The Agency for the Cooperation of Energy Regulators (ACER) and the European Securities and Markets Authority (ESMA) published on Wednesday 1 March their respective final assessment report on the effects of the introduction of the ‘Market Correction Mechanism’ (MCM) aimed at capping the price of gas at EU level.
As gas prices were significantly lower in February than in the second half of 2022, the two agencies did not find that the adoption of the MCM had significant impacts on energy markets and security of supply, as previously stated in their preliminary reports of 23 January (see EUROPE 13105/11). However, ACER states that this does not mean that “the MCM will have no impact on financial and energy markets or on security of supply in the future”.
These reports are intended to guide the Commission in its decision to extend the mechanism to financial derivatives traded on other EU Virtual Trading Points, as foreseen in the EU Council Regulation (2022/2578) adopted in December 2022 and which entered into force on 1 February for a period of one year (see EUROPE 13112/28). They also aim to assess whether key elements of the implementation of the MCM, such as the dynamic cap mechanism, need to be revised.

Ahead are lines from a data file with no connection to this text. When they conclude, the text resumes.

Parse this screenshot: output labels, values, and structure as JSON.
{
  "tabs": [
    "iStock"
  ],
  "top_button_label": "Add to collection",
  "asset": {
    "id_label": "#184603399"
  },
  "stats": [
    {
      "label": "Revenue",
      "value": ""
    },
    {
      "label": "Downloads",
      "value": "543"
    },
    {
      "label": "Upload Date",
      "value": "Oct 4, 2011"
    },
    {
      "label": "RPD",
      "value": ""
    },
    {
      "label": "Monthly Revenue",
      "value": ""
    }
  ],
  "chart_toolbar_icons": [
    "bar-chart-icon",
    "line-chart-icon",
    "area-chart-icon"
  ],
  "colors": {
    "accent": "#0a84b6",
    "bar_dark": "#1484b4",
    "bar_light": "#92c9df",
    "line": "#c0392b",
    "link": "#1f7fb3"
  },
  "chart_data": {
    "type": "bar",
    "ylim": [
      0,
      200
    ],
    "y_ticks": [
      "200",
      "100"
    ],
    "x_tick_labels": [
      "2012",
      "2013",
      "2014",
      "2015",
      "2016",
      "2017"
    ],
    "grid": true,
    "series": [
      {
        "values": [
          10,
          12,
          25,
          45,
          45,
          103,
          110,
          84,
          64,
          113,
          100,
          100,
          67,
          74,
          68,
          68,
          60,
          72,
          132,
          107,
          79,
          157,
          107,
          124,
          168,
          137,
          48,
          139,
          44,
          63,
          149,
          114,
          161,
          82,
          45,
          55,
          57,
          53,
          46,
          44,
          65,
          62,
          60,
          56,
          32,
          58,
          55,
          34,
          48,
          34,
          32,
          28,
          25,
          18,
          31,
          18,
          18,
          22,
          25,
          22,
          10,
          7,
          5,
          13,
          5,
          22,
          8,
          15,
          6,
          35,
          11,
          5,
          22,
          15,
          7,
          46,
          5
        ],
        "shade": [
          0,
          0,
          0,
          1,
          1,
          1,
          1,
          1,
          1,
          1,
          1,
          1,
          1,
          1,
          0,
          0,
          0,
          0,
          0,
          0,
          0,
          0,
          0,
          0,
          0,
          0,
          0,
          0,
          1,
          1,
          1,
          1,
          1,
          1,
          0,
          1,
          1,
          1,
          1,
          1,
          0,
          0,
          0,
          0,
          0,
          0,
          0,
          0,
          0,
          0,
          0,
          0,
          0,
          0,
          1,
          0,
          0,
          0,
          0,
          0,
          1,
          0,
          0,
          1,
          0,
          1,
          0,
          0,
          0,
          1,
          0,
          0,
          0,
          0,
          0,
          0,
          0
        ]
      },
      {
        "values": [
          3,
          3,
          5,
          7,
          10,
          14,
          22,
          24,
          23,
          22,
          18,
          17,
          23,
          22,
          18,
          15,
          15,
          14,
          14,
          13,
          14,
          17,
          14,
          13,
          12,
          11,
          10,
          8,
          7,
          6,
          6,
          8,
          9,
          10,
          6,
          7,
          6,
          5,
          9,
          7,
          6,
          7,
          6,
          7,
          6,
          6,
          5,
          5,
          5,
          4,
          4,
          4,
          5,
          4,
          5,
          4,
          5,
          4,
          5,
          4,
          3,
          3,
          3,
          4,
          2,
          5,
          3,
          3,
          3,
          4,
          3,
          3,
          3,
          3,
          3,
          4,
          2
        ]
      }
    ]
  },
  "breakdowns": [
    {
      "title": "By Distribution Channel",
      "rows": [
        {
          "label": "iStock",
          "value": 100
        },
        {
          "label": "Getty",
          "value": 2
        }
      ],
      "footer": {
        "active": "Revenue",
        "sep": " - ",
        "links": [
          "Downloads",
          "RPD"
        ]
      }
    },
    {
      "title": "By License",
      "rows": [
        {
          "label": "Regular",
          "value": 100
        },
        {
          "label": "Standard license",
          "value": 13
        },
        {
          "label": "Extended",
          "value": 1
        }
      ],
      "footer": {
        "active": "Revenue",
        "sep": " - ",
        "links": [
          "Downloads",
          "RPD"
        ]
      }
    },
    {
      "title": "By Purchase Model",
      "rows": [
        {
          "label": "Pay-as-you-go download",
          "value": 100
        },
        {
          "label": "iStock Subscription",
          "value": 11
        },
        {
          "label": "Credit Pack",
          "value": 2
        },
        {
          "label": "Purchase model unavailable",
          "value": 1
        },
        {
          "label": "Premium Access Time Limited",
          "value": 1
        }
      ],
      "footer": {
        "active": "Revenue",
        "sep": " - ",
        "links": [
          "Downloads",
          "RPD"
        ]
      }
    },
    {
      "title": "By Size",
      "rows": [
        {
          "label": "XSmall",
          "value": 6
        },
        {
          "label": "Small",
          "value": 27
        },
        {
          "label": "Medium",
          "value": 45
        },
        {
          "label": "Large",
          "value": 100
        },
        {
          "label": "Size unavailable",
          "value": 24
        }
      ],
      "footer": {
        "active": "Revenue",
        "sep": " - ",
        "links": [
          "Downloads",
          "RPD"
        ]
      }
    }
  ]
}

ACER considers that the extension of the MCM to other virtual trading points would not have significant negative effects on the gas markets. Nor does it identify any technical reasons to revise the technical principles of the MCM.
ESMA, on the other hand, is not convinced of the need to extend the MCM to other virtual trading points, given that gas derivatives trading activity is heavily concentrated in the TTF market. The lack of hindsight since the mechanism was introduced does not allow it to provide an assessment of the technical details of the MCM either.